Ho sentito molto lodare la narrativa di BG3, dal momento della sua uscita. Trovo sia ben fatta, quanto basta, ma tutto questo clamore mi sembra un indicatore dei tempi. Non siamo assolutamente a chissà quale incredibile livello, anzi, spesso tutt’altro.
La solita storia
Narrativamente parlando siamo di fronte, come detto, a una valida campagna di D&D. Il problema è che, spesso, le valide (e le non valide) campagne di D&D sono fatte con lo stampino e dopo 50 anni di D&D ormai anche le buone idee sono diventate stereotipi. Per riuscire a usare espedienti narrativi già visti in modo efficace è necessaria una grande tecnica narrativa o idee particolarmente brillanti, diversamente saranno tutte questioni che, vuoi in una campagna gdr cartacea, vuoi in un altro videogioco fantasy, vuoi in un qualche film, si saranno già viste… e BG3 non dà assolutamente la possibilità di renderle qualcosa di insolito sulla base di come si decide di giocare.
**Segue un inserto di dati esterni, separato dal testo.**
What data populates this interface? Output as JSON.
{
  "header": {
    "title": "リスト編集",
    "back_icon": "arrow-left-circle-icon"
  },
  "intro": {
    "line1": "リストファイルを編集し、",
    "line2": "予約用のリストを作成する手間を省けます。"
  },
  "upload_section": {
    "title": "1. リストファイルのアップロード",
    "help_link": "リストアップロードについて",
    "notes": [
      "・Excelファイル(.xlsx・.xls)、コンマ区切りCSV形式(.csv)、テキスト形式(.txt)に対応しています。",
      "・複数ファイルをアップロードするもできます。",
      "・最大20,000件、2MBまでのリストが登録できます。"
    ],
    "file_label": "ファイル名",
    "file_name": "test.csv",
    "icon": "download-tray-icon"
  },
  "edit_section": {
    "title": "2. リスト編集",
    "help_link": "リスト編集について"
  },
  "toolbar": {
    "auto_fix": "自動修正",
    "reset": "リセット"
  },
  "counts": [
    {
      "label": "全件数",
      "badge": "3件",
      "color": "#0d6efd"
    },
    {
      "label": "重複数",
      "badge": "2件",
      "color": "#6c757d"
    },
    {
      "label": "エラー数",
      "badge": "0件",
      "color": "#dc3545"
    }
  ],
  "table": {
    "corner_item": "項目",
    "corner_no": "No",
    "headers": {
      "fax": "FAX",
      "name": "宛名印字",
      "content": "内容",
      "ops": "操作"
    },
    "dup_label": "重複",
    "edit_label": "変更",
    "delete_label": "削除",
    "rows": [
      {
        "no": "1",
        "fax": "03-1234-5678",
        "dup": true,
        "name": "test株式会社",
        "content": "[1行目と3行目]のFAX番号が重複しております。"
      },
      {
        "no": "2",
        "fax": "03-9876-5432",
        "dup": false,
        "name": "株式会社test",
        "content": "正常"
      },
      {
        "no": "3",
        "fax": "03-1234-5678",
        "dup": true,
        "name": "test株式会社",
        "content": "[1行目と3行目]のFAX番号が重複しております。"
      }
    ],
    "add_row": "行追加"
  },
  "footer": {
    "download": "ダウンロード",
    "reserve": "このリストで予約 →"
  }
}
Vale la pena di fare un esempio specifico di “classiche situazioni alla D&D sfruttate bene”, visto che ne abbiamo uno recentissimo: la scrittura del film L’onore dei ladri è di gran lunga superiore a quella di BG3, pur essendo (consapevolmente) una mezza pagliacciata. La consapevolezza è la chiave di molti successi: se sai cosa sei e ti comporti in modo idoneo, funzionerai meglio. L’onore dei ladri è poco più di una commedia demenziale e, nel suo saperlo, riesce a dare un peso niente male alle scene drammatiche. A volte questa consapevolezza esiste anche in BG3, altre volte meno.
“I am the danger” (?)
Purtroppo, il gioco è carente in uno degli elementi più importanti per una storia fantasy, vale a dire l’antagonista. Gli antagonisti, nella fattispecie. Più o meno tutti.
L’Assoluta
L’Assoluta è una presenza che prima è evanescente, poi diventa strumento altrui e infine diventa un vero antagonista ma… troppo tardi. Non bastano un paio di scene con tiri di dado insuperabili per dare a un villain uno spessore e un’idea di potenza. Non è comunque l’entità “incaricata” di svolgere il ruolo di antagonista “portante”, quindi passiamo oltre rilevando solo, con un po’ di mestizia, che è molto “gassosa” e poco efficace.
Gli Eletti
Dicevo che, in una fase intermedia, l’Assoluta è “solo lo strumento altrui” e quindi veniamo alla nota più dolente: i tre Eletti. Gortash e Orin sono così macchiettistici da essere perfino difficilmente analizzabili. La loro caratterizzazione è debole, sappiamo che sono pericolosi perché ci viene detto ma non fanno nulla di davvero temibile (potrebbero, ma di fatto ci risparmiano la vita per motivi tutt’altro che credibili) e non c’è un solo momento della trama in cui risultino una sfida nel vero senso della parola. E se un antagonista non è una sfida, un ostacolo, uno stimolo presente, che cos’è? Il nulla.
Gortash
Quando lo vediamo la prima volta non possiamo interagirci. La seconda volta sta già diventando arciduca di Baldur’s Gate e non possiamo farci niente. Ci offre un accordo ma o lo accettiamo (rimuovendolo dal novero degli antagonisti) o lo combattiamo (togliendolo di mezzo prima che abbia detto qualsiasi cosa di sé). Se ci alleiamo con lui e arriviamo di fronte all’Assoluta, invece, viene comunque ucciso senza fatica da quest’ultima mettendo il chiodo finale sulla bara di un villain di cartapesta. Sì, “ha rubato la corona a Mefistofele”, azione incredibile, ha progettato le sentinelle che vivono grazie ad atti a dir poco nefandi, è asceso al potere da una posizione molto umile, ok, ma noi non vediamo nulla di tutto questo e invece sarebbe servito.
Orin
Quando la vediamo la prima volta non possiamo interagirci. Inizia a creare una tensione interessante quando assume le fattezze di personaggi casuali in giro per la città, ma la situazione si distende molto in fretta perché 1) non abbiamo la possibilità di agire contro di lei e 2) lei non agisce contro di noi anche se potrebbe tranquillamente farlo. Quando ci viene rivelato che c’è un mutaforma nel nostro accampamento, non abbiamo modo di investigare per scoprire chi sia anche se sarebbe stato molto bello poterlo fare e, perché no, anche rischiare di sbagliare, accusando e giustiziando un alleato (quello sì, sarebbe stato un grande gesto da villain). Infine, è lei a invitarci a raggiungerla.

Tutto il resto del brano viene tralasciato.